Alternet.org
March 2010
[Ed. note: For more information, visit An Important Message from Ric O'Barry and take action, Ban the Sale of Dolphin Meat and read The Cove Director's Oscar Acceptance Speech.]
"The Cove," which chronicles the grisly business of dolphin hunting in Japan, on Sunday won the Oscar for best feature documentary.
The triumph of "The Cove," among the best reviewed films of the year but relatively unpopular with U.S. audiences due to its disturbing subject matter, came days after its distributor announced the film would open in theaters across Japan for the first time later this year.
"The Cove" has failed to even gross $1 million in domestic release and is even less known in Japan, where the government has maintained that the hunting of dolphins and whales remains an important cultural tradition.
Directed by former National Geographic photographer Louie Psihoyos, the film follows a group of eco-activists who struggle with Japanese police and fisherman to gain access to a secluded cove in Taiji, in southern Japan, where dolphins are hunted.
It features graphic footage of dolphins being herded into the cove and slaughtered, but also notes that dolphin meat is eaten by a very small percentage of Japanese people.
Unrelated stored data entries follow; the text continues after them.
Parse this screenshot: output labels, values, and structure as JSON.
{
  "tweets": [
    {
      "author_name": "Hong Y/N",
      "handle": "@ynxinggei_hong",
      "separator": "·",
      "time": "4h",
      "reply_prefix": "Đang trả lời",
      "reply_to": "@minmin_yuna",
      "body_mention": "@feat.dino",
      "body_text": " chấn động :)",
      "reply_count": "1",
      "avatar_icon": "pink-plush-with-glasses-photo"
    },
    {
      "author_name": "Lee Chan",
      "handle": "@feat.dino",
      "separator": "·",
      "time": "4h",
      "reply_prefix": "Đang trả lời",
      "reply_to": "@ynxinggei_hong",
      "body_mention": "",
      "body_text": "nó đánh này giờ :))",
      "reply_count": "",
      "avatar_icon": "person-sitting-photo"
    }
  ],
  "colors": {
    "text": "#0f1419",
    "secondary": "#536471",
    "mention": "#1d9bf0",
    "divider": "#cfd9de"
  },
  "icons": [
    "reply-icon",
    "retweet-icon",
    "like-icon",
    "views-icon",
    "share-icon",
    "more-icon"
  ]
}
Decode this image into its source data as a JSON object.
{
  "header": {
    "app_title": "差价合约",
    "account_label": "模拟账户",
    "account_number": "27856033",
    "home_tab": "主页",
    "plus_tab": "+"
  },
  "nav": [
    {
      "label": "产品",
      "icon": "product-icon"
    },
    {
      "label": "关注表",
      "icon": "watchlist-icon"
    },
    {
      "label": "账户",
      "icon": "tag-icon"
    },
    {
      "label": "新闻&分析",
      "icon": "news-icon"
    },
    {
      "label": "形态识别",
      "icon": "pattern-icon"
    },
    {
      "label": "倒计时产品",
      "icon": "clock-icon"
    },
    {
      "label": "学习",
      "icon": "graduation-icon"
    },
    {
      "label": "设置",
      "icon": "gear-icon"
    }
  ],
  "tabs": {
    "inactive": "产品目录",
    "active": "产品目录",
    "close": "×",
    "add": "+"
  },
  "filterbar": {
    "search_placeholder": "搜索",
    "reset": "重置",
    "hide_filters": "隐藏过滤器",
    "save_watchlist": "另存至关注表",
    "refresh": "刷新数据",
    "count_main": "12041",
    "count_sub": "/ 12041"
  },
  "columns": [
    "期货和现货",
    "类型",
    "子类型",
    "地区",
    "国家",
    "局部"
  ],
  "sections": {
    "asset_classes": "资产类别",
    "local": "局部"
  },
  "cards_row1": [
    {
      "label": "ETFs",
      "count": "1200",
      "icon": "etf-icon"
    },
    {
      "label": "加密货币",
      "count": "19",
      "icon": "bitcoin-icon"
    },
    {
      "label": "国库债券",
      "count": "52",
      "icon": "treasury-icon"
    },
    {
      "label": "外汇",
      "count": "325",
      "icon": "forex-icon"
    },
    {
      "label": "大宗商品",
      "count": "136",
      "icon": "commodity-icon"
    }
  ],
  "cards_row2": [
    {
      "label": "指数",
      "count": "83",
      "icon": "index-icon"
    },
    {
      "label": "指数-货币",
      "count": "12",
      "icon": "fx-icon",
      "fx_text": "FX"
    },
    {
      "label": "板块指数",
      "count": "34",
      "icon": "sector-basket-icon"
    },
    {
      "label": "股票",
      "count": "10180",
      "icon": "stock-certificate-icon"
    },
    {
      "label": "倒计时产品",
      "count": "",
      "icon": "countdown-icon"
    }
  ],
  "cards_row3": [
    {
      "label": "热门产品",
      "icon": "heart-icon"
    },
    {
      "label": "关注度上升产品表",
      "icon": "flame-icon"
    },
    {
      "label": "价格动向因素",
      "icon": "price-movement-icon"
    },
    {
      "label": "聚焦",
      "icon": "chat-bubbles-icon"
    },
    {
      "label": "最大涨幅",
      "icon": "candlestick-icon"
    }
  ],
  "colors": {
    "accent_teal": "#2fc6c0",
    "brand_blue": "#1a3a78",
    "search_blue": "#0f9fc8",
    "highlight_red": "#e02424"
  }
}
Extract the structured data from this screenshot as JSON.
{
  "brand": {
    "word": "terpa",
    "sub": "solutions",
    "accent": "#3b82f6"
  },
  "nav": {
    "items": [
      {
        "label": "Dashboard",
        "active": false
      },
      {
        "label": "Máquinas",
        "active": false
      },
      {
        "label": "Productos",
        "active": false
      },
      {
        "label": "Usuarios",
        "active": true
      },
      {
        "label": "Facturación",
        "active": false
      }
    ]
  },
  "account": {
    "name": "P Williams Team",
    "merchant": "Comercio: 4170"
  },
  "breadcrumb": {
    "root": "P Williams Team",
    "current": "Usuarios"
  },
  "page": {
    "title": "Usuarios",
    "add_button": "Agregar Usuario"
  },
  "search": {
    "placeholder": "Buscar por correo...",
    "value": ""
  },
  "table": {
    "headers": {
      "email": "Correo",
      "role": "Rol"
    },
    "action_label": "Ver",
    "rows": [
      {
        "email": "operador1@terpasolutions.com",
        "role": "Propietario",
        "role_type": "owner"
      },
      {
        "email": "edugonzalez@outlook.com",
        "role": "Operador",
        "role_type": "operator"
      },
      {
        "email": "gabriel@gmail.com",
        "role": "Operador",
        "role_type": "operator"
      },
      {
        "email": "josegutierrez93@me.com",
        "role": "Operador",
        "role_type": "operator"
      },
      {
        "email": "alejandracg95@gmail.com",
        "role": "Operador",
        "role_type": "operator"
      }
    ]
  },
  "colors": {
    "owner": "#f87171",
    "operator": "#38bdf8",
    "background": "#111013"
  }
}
The movie features Ric O'Barry, a former dolphin trainer from the 1960s television series "Flipper" who helped organize the effort to chronicle the dolphin hunt in Taiji.
O'Barry also has appeared on various talk shows urging an end to commercial displays of marine mammals following the recent killing of a trainer by a killer whale at the SeaWorld theme park in Florida.
Takeshi Kato of the distribution company Unplugged, said last Thursday that he has arranged to show "The Cove" in five cinemas in major Japanese cities in May or June and hopes to expand the number of theaters to about 20.
The documentary was shown at the Toyko International Film Festival last year, but a university in Tokyo was reported to have abandoned a planned screening of the movie there this month after objections from Taiji.
"When the film is seen in Japan, it will shut 'the cove' down permanently," O'Barry said in a recent interview.